FWIW: I made a copy of the entire bad /var backup target, I'll keep the copy around for at least quite some time, in case further investigation/testing is needed.

Weirdly enough, rdiff-backup -l TARGET didn't show the successful backup after first run, after a second run both showed up.
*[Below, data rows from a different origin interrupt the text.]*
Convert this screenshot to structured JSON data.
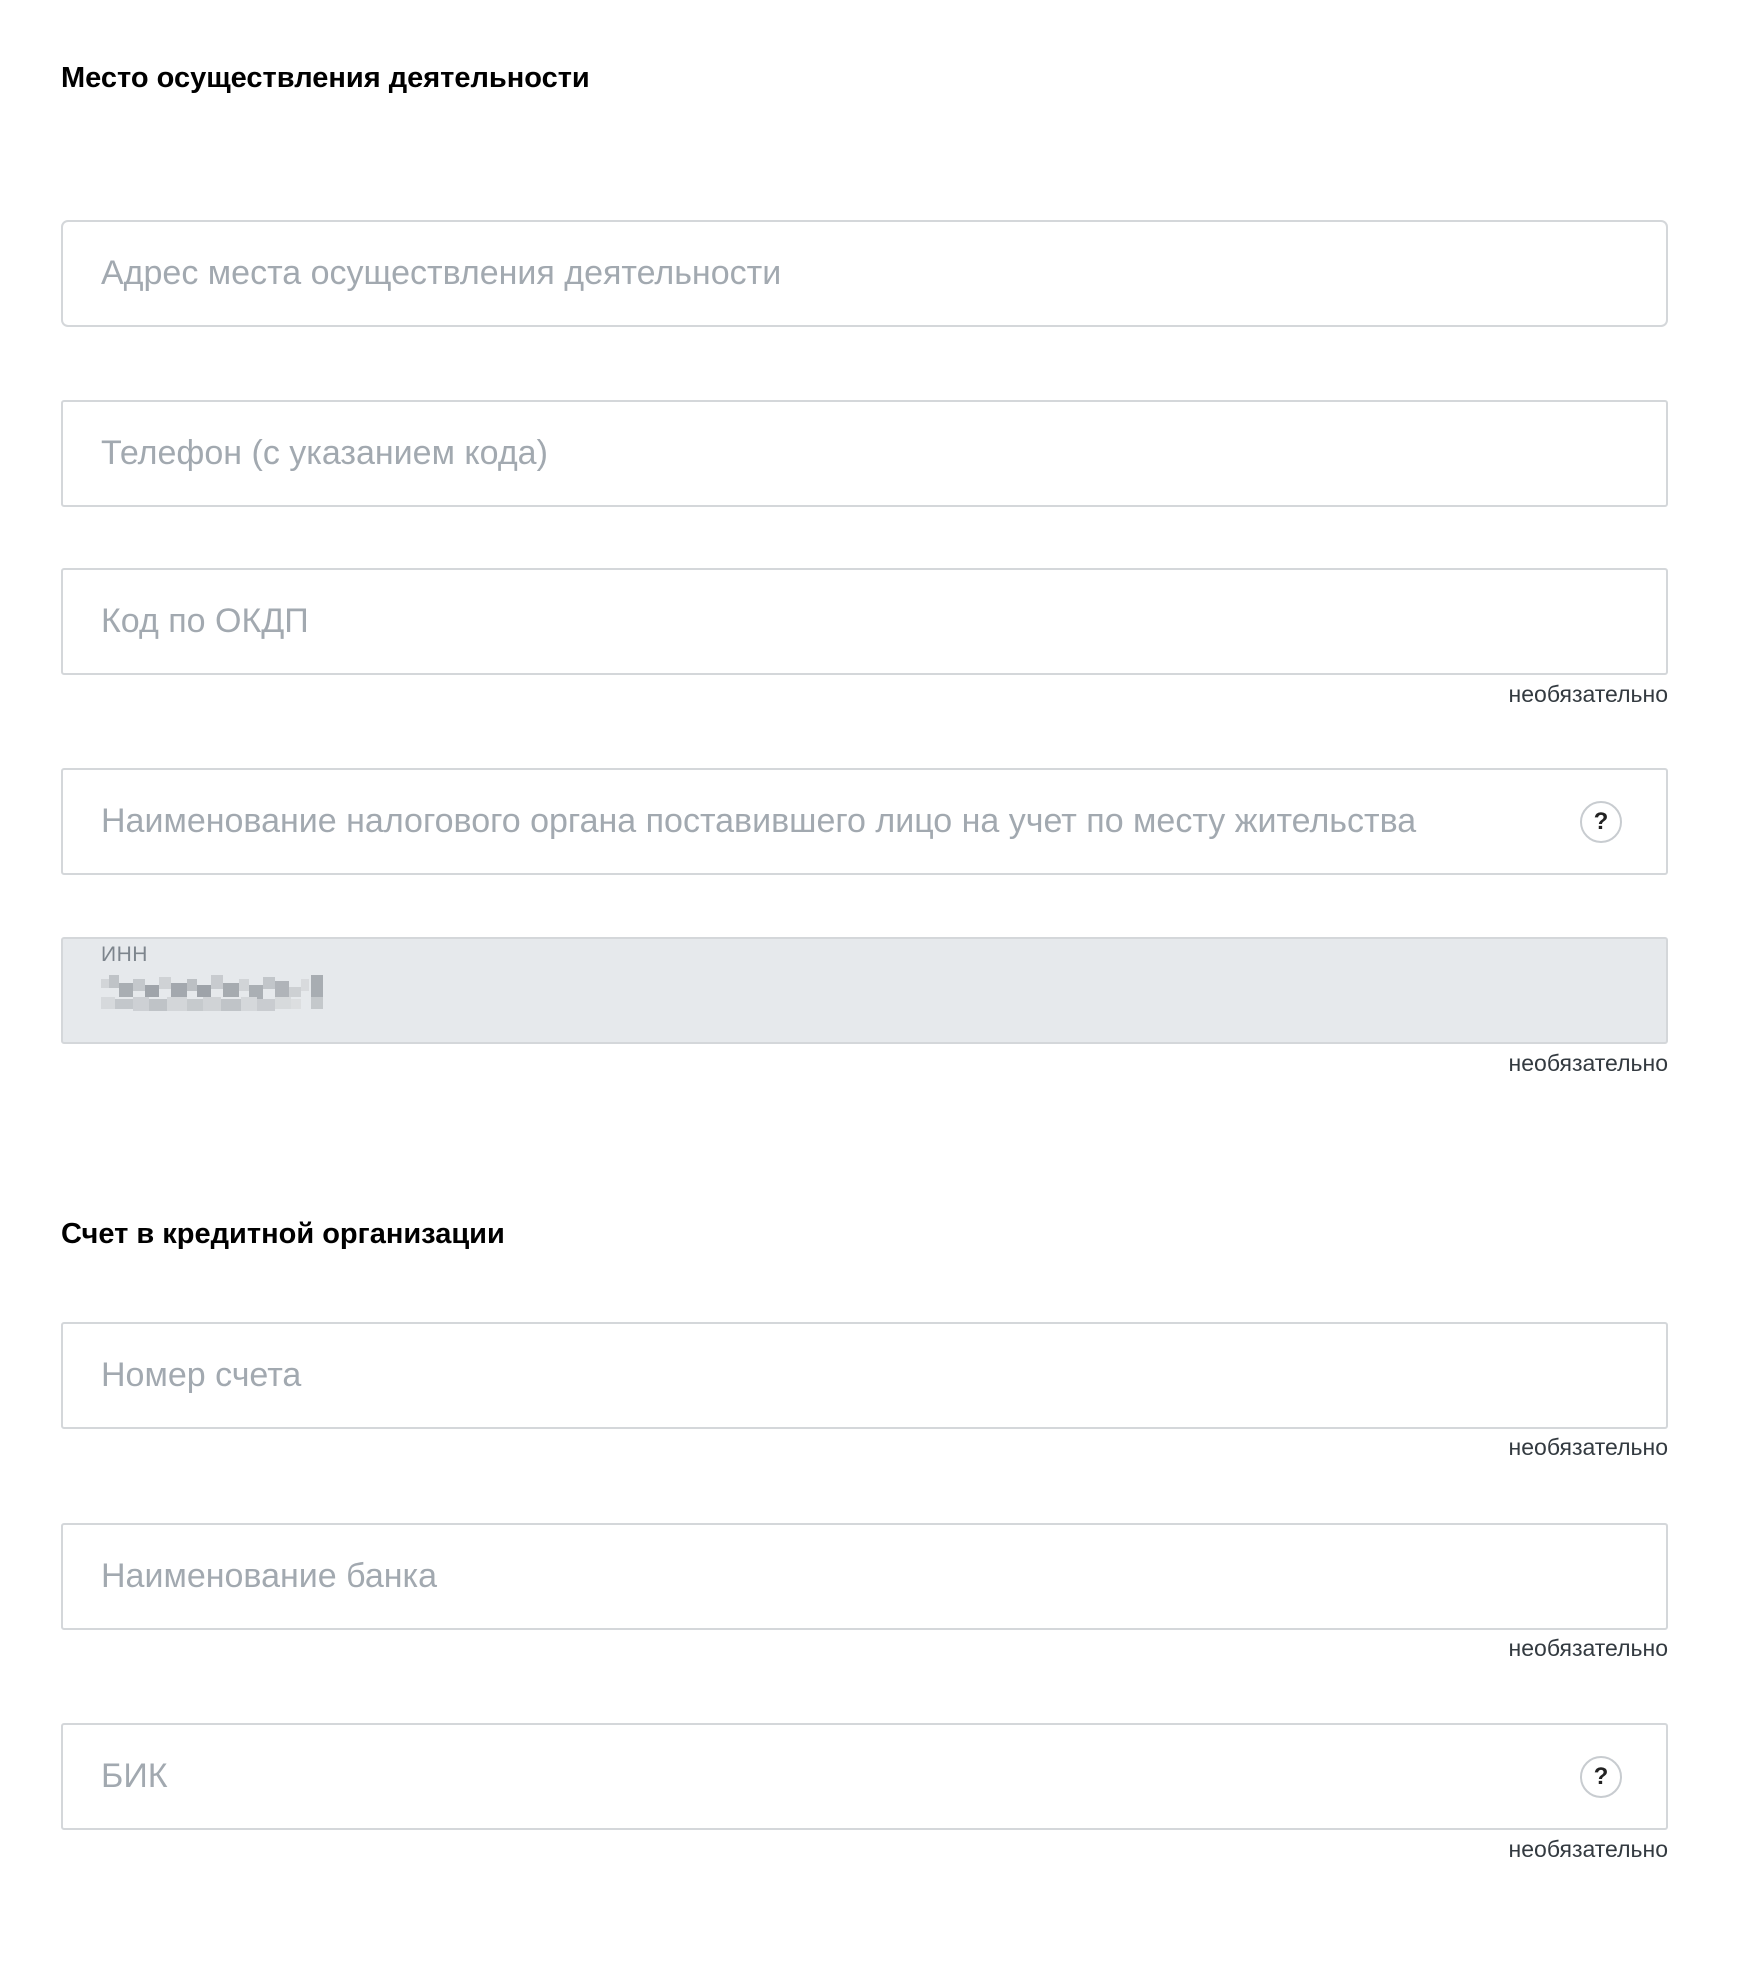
{
  "section_activity": {
    "title": "Место осуществления деятельности",
    "address": {
      "placeholder": "Адрес места осуществления деятельности",
      "value": ""
    },
    "phone": {
      "placeholder": "Телефон (с указанием кода)",
      "value": ""
    },
    "okdp": {
      "placeholder": "Код по ОКДП",
      "value": "",
      "hint": "необязательно"
    },
    "tax_authority": {
      "placeholder": "Наименование налогового органа поставившего лицо на учет по месту жительства",
      "value": "",
      "help": "?"
    },
    "inn": {
      "label": "ИНН",
      "value_icon": "redacted-value",
      "hint": "необязательно"
    }
  },
  "section_bank": {
    "title": "Счет в кредитной организации",
    "account": {
      "placeholder": "Номер счета",
      "value": "",
      "hint": "необязательно"
    },
    "bank_name": {
      "placeholder": "Наименование банка",
      "value": "",
      "hint": "необязательно"
    },
    "bik": {
      "placeholder": "БИК",
      "value": "",
      "help": "?",
      "hint": "необязательно"
    }
  },
  "colors": {
    "border": "#d4d7da",
    "placeholder": "#a2a9b0",
    "disabled_bg": "#e6e9ec",
    "hint_text": "#333a40"
  }
}
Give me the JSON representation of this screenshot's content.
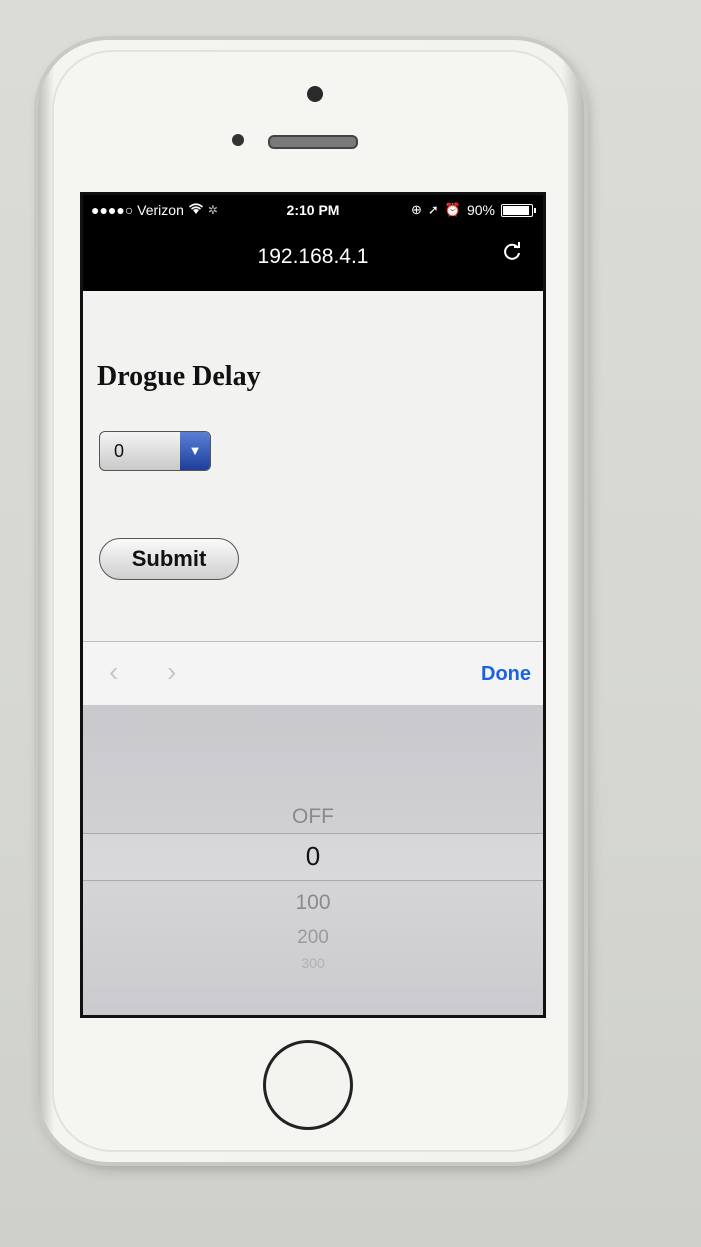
{
  "status": {
    "carrier": "●●●●○ Verizon",
    "time": "2:10 PM",
    "battery": "90%"
  },
  "browser": {
    "url": "192.168.4.1",
    "reload_icon": "reload-icon"
  },
  "page": {
    "heading": "Drogue Delay",
    "select_value": "0",
    "submit_label": "Submit"
  },
  "toolbar": {
    "prev": "‹",
    "next": "›",
    "done_label": "Done",
    "done_color": "#1a63e0"
  },
  "picker": {
    "options": [
      "OFF",
      "0",
      "100",
      "200",
      "300"
    ],
    "selected": "0"
  }
}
Final lines on first run: ``` increments.2022-11-08T11:11:58+01:00.dir Tue Nov 8 11:11:58 2022 increments.2022-11-12T13:00:44+01:00.dir Sat Nov 12 13:00:44 2022 Current mirror: Sat Nov 12 19:21:05 2022 ``` Doing *another* run directly after this made both that run *and* the previous run (that was just missing from the output before) appear: ``` increments.2022-11-12T13:00:44+01:00.dir Sat Nov 12 13:00:44 2022 increments.2022-11-12T19:21:05+01:00.dir Sat Nov 12 19:21:05 2022 increments.2022-11-21T20:15:48+01:00.dir Mon Nov 21 20:15:48 2022 Current mirror: Mon Nov 21 20:32:06 2022 ``` Output from first successful run: ``` WARNING: this command line interface is deprecated and will disappear, start using the new one as described with '--new --help'. WARNING: Previous backup seems to have failed, regressing destination now NOTE: Regressing to date/time Sat Nov 12 19:21:05 2022 NOTE: Starting increment operation from source path /var to destination path /mnt/backup/ssd_mirror/var WARNING: Action backup emitted warnings, see previous messages for details ``` and from the second: ``` WARNING: this command line interface is deprecated and will disappear, start using the new one as described with '--new --help'. NOTE: Starting increment operation from source path /var to destination path /mnt/backup/ssd_mirror/var ```
sevens commented 1 year ago

Also was wondering why it says its a WARNING while there's no successful backup made (nothing in rdiff-backup -l TARGET afterwards), and the program exit code is 1. I'd expect it to be an ERROR in such case (or in case of a WARNING for the program to continue after it).